Progress, I presume?

>     I then rebooted, and switched the boot device in the BIOS to be
> the SCSI drives with FreeBSD.  Suddenly it tanks again.
>
>     Super wacky.  I think I'll just make this a winders machine and
> take the 1GHz processor that the fiancee is runnign win2k with for a
> real os :-0

My A7V didn't have performance problems with an 800 MHz Thunderbird, 
but it did have reliability problems. If I could get a fair amount of 
network traffic, sym0 ('875), and onboard Promise ATA-100 activity the 
system would freeze. Forgot if it eventually rebooted. Do remember 
there was no panic message.

In other words, "make -j4 buildworld" with source on SCSI, /usr/obj on
ATA, while agressive web surfing on cable modem, would lock the machine.

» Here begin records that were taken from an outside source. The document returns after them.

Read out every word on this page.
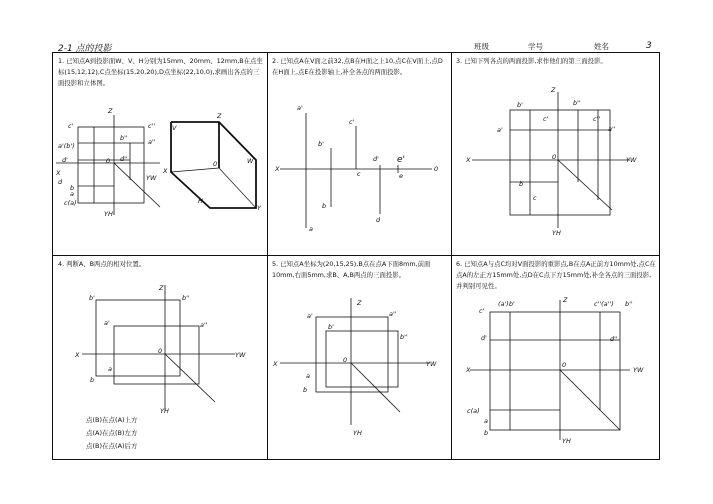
2-1 点的投影	班级	学号	姓名	3
1. 已知点A到投影面W、V、H分别为15mm、20mm、12mm,B在点坐标(15,12,12),C点坐标(15,20,20),D点坐标(22,10,0),求画出各点的三面投影和立体图。
2. 已知点A在V面之前32,点B在H面之上10,点C在V面上,点D在H面上,点E在投影轴上,补全各点的两面投影。
3. 已知下列各点的两面投影,求作他们的第三面投影。
4. 判断A、B两点的相对位置。	5. 已知点A坐标为(20,15,25),B点在点A下面8mm,前面10mm,右面5mm,求B、A,B两点的三面投影。
6. 已知点A与点C均对V面投影的重影点,B在点A正前方10mm处,点C在点A的左正方15mm处,点D在C点下方15mm处,补全各点的三面投影,并判别可见性。
Z
X
0
YW
YH
c'	c''
b''	a''
a'(b')
d'	d''
d
b
a
c(a)
Z
V
X
W
0
H
Y
X	0
a'
c'
b'
d' e'
c	e
b
d
a
Z
X	0	YW
YH
b'	b''
c'	c''
a'	a''
b
c
Z
X	0	YW
YH
b'	b''
a'	a''
a
b
点(B)在点(A)上方
点(A)在点(B)左方
点(B)在点(A)后方
Z
X	0	YW
YH
a'	a''
b'
b''
a
b
Z
X
0
YW
YH
(a')b'	c''(a'') b''
c'
d'	d''
c(a)
a
b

Reading all the manuals carefully saw "PCI 2.2" and mention of
concurrent PCI transactions and other scary things. None of my PCI cards
are new enough to know what/if PCI 2.2 means to them.

Not sure which of 3 things, or combination, was the cure but "System
Performance" is "Normal" (vs default Optimal), "PCI Master Read Caching"
is "Disabled" (vs default "Enabled" for Athlon), and "Delayed
Transaction" is also "Disabled" (vs default "Enabled" for Athlon).

With those changes the system has been rock solid 24/7 the past month.


--
David Kelly N4HHE, dkelly@hiwaay.net
=====================================================================
The human mind ordinarily operates at only ten percent of its
capacity -- the rest is overhead for the operating system.